At the TM Forum Live! Executive Summit, Professor Geoffrey Parker, MIT Institute for the Digital Economy and co-author of the just-published book Platform Revolution, shared his practical insights into how to win in the platform economy. Starting with this article, we will share the highlights and top takeaways in a short series.
Startups are leveraging platforms. Incumbent firms, who have ongoing businesses and revenue streams and customers and transactions, already have lots and lots of data. In many sectors, from healthcare firms to agricultural firms like John Deere, established companies are becoming data players. [There is an excellent chapter on this in Industries of the Future by Alec Ross, published earlier this year.]
How do you know when you’re a platform?
There will be a new data layer, facilitated by networks, and you will use data from that layer to model services and create new ones.
There’s a quote that says,
“You’ll know you’re a platform when your customers tell you that you are.”
This will be when someone did something weird and wonderful with the data that you didn’t think of – you are allowing innovation to run on top of your platform.
APIs and different approaches to innovation
One of the critical things in a platform world is have application program interfaces (APIs) to facilitate engagement. Are the APIs you’ve created getting down to commodity infrastructure-type services – services like Microsoft Azure? Or are they APIs higher up the capabilities stack, closer to customer-facing products that can capture some of that upside value/revenue as well as facilitating others?

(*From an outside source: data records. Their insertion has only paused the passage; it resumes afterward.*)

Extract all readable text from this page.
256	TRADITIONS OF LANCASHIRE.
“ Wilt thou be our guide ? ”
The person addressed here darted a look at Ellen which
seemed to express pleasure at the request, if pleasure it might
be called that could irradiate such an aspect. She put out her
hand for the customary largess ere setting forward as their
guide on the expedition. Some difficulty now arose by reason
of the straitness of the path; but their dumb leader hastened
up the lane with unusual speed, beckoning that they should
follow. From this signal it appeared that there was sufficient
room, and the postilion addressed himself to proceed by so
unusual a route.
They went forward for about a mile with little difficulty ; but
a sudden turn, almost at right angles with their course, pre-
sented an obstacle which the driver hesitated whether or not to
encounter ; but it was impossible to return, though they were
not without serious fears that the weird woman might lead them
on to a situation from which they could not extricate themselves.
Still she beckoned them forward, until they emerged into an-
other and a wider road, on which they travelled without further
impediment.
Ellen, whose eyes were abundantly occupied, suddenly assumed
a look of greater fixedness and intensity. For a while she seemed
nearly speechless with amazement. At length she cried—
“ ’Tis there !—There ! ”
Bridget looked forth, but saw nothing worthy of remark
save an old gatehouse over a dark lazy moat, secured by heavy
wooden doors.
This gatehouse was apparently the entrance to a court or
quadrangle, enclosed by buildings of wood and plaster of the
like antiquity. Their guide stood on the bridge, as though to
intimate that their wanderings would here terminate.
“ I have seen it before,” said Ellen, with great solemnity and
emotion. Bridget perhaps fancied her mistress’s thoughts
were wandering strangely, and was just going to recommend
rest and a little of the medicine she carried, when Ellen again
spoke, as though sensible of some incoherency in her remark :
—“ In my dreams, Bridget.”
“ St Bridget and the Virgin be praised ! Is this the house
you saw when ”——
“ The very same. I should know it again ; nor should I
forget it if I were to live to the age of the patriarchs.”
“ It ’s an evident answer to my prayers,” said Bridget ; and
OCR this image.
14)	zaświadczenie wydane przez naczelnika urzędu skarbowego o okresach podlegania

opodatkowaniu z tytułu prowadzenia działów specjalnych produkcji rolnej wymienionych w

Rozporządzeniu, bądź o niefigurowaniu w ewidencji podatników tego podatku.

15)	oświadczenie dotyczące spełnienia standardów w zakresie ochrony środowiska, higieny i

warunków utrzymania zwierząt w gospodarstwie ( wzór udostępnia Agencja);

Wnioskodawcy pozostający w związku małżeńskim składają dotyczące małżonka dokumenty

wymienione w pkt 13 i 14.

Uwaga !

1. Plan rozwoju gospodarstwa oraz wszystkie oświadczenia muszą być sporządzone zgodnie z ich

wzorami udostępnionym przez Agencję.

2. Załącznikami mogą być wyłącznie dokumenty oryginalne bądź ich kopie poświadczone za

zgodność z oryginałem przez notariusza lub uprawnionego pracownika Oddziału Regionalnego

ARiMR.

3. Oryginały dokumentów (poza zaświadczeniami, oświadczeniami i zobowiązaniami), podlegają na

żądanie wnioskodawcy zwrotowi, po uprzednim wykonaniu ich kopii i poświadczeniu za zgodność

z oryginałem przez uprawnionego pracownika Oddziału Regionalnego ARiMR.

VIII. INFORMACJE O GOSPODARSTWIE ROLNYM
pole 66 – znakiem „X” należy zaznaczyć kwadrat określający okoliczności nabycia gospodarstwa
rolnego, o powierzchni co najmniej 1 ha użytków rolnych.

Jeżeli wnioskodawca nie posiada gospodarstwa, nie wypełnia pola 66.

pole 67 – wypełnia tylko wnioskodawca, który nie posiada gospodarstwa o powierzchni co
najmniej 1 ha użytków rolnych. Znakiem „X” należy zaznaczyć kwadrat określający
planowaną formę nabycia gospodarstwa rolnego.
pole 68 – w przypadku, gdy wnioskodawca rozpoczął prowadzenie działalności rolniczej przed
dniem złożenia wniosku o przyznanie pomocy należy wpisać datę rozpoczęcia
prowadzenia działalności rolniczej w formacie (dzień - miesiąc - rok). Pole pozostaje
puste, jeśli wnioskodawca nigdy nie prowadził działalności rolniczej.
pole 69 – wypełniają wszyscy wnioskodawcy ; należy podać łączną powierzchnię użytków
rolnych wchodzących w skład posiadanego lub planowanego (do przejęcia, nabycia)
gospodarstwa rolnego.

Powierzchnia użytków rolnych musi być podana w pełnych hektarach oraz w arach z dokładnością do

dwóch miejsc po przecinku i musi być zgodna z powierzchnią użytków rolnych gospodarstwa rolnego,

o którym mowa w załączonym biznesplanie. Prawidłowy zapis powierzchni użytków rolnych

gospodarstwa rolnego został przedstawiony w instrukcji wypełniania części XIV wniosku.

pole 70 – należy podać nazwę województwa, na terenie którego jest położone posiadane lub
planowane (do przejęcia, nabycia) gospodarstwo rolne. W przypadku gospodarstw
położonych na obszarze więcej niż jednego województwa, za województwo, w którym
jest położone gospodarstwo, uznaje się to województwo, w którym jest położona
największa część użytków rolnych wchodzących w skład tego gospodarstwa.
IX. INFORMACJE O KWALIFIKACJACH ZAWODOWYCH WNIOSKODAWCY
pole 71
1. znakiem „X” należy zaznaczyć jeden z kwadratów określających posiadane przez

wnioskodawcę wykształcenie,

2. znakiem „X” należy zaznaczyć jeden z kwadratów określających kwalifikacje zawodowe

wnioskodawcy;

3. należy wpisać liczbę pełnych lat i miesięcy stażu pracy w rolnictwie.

The comparison between Amazon and Wal-Mart’s use of APIs and their business models is eye-opening. Like Amazon, Wal-Mart is one of the world’s largest retailers and it has thousands and thousands of physical points for logistics and distribution systems, with innovation built on top of innovation. It’s supply chain excellence.
However, if we look through a different lens and compare the two (see graphic below) – you wonder if they are in the same business? Wal-Mart has incredible capabilities (shifting, tracking, data centers, etc.). What if it exposed them to others to leverage and build on top of?
IBM’s Watson platform started out ten years ago as an experiment in how far we can take machine learning and then moved on to Watson Health (for cognitive healthcare) as a new business unit. With acquisitions like the Weather Channel data, it can start building the platform out explosively with a whole set of configurable tools, and with startups and specialist partners to add value. That’s one approach to getting a platform built and out into the world.